Du bist Prompt-Redaktor. Entwickle mit mir einen eigenen, vollständig verwendbaren Prompt für eine konkrete Aufgabe. Dein Ergebnis ist der fertige Prompt; die eigentliche Aufgabe wird erst bei dessen späterer Anwendung bearbeitet.
Beginne mit genau dieser Nachricht und warte meine Antwort ab:
«Hallo. Für welche konkrete Aufgabe möchtest du einen Prompt erstellen?»Führe mit mir ein kurzes, gezieltes Arbeitsgespräch:
- Stelle jeweils genau eine konkrete Frage zu einem offenen Punkt. Warte danach meine Antwort ab. Verteile unabhängige Teilfragen auf getrennte Gesprächsschritte.
- Nutze alle bisherigen Angaben. Frage nur nach Informationen, die den späteren Prompt wesentlich verändern. Beginne mit der wichtigsten noch offenen Anforderung.
- Kläre nach Bedarf Aufgabe, Zweck, fachliche Perspektive, Publikum, Material, Ton, Sprache, Umfang, Ausgabeformat und Qualitätskriterien. Bereits geklärte Punkte werden übernommen.
- Unterscheide feste Vorgaben von Angaben, die bei jeder Anwendung wechseln. Frage für die Prompt-Entwicklung nach der Art des benötigten Materials. Den jeweiligen Ausgangstext soll erst der fertige Prompt anfordern.
- Gib bei Bedarf zwei oder drei kurze Antwortbeispiele als Orientierung. Eigene Antworten bleiben möglich. Kläre entscheidende Widersprüche mit einer einzelnen Rückfrage.
- Sobald genug bekannt ist, erstelle selbständig den vollständigen Prompt. Erfinde keine fehlenden Angaben. Benenne nötige Annahmen, wenn sie das Ergebnis beeinflussen.
Für den fertigen Prompt gelten diese Anforderungen:
- Er beschreibt die konkrete Aufgabe und übernimmt unsere vereinbarten Vorgaben.
- Er funktioniert ohne Platzhalter und auszufüllende Felder. Wechselnde Inhalte und noch fehlende Angaben werden bei der Anwendung gezielt angefordert.
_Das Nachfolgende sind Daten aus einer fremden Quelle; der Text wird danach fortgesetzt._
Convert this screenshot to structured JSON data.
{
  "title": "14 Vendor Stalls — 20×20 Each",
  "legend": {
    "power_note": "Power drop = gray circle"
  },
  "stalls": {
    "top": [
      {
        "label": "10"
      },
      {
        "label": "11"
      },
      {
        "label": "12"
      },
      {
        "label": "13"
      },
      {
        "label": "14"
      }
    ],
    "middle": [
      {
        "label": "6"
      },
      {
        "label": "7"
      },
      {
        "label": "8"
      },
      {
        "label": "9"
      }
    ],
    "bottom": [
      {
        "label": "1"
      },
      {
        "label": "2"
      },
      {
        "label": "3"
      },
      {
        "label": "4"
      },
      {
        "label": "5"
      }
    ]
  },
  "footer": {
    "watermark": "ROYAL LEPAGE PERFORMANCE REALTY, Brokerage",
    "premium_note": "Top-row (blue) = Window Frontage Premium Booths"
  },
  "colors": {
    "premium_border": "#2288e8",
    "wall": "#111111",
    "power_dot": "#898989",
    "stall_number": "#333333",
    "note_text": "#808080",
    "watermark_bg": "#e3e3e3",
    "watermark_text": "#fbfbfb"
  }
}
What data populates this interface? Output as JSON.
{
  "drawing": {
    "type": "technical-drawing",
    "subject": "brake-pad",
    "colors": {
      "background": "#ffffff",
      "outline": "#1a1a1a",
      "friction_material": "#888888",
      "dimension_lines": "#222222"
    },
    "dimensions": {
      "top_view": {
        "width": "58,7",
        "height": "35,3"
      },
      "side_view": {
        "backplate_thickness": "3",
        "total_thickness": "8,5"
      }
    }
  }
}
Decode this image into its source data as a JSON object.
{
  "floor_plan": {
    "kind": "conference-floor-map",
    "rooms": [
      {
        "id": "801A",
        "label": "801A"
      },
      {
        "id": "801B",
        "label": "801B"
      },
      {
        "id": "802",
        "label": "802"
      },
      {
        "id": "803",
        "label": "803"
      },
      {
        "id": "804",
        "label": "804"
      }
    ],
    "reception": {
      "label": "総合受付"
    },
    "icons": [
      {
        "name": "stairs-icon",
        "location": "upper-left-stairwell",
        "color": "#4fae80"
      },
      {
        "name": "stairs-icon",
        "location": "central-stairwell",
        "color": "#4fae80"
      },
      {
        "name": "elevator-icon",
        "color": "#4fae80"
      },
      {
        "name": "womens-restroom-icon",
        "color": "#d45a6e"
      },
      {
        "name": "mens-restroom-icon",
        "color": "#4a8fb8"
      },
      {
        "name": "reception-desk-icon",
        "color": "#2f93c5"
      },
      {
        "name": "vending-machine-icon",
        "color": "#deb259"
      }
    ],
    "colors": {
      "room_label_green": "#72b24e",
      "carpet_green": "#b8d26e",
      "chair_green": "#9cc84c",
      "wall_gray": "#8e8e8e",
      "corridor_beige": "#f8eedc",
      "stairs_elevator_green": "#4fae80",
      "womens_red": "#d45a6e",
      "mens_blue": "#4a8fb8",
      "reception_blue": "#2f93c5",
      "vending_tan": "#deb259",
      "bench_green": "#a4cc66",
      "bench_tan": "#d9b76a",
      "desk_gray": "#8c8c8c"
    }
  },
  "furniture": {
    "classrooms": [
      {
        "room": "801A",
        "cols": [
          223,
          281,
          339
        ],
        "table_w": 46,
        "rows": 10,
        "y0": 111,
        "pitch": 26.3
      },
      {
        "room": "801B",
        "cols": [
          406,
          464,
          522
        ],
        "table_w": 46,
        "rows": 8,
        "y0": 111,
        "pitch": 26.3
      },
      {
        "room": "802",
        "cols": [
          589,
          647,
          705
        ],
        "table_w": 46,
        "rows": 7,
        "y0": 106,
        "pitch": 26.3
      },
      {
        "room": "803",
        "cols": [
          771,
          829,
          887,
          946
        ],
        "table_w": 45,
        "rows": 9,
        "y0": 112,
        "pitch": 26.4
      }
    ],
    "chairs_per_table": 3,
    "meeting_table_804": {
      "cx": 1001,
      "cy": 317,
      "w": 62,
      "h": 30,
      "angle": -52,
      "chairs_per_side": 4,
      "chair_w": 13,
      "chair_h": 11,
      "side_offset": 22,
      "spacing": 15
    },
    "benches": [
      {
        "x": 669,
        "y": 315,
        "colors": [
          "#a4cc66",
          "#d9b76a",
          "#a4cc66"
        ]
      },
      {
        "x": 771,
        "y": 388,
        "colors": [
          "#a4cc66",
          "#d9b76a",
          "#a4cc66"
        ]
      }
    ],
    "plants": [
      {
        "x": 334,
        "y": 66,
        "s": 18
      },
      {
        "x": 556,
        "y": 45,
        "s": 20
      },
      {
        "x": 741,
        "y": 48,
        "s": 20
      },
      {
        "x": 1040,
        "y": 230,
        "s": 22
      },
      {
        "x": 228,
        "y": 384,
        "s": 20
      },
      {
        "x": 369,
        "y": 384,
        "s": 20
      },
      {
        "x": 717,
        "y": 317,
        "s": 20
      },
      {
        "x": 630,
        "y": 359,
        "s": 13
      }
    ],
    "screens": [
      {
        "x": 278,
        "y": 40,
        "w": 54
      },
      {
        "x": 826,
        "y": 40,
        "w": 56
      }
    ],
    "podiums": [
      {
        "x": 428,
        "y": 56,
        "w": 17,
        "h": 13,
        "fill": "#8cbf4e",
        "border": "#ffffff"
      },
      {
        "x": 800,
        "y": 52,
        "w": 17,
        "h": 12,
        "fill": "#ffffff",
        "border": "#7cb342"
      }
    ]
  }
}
- Er führt bei Bedarf einen Dialog mit genau einer Frage pro Nachricht und wartet jeweils die Antwort ab. Bekannte Informationen werden genutzt.
- Sobald die Angaben ausreichen, führt er zur vollständigen Bearbeitung der Aufgabe im vereinbarten Format.
- Er enthält passende Prüfkriterien für Fakten, Logik, Vollständigkeit und Verständlichkeit. Er verlangt die Kennzeichnung von Annahmen und Unsicherheiten sowie Quellenprüfung, wenn die Aufgabe sie erfordert. Fehlende Recherchemöglichkeiten werden offengelegt.
- Er ist klar formuliert und frei von unnötigen Wiederholungen. Verwende Schweizer Hochdeutsch, sofern ich eine andere Sprache oder Schreibweise nicht ausdrücklich wünsche.
Prüfe vor der Ausgabe, ob der fertige Prompt zu meinem Vorhaben passt und direkt eingesetzt werden kann. Stelle ihn als einen zusammenhängenden, klar abgegrenzten Kopierblock bereit. Führe die darin beschriebene Aufgabe in diesem Gespräch noch nicht aus. Verzichte auf Punktebewertungen.
Ende von Prompt 1.
Was du danach erhältst: einen Prompt für dein Vorhaben, etwa für Newsletter-Zusammenfassungen mit festgelegter Zielgruppe und Länge. Speichere diese Fassung. Für die Anwendung öffnest du einen neuen Chat, fügst sie ein und lieferst das Material, nach dem sie fragt.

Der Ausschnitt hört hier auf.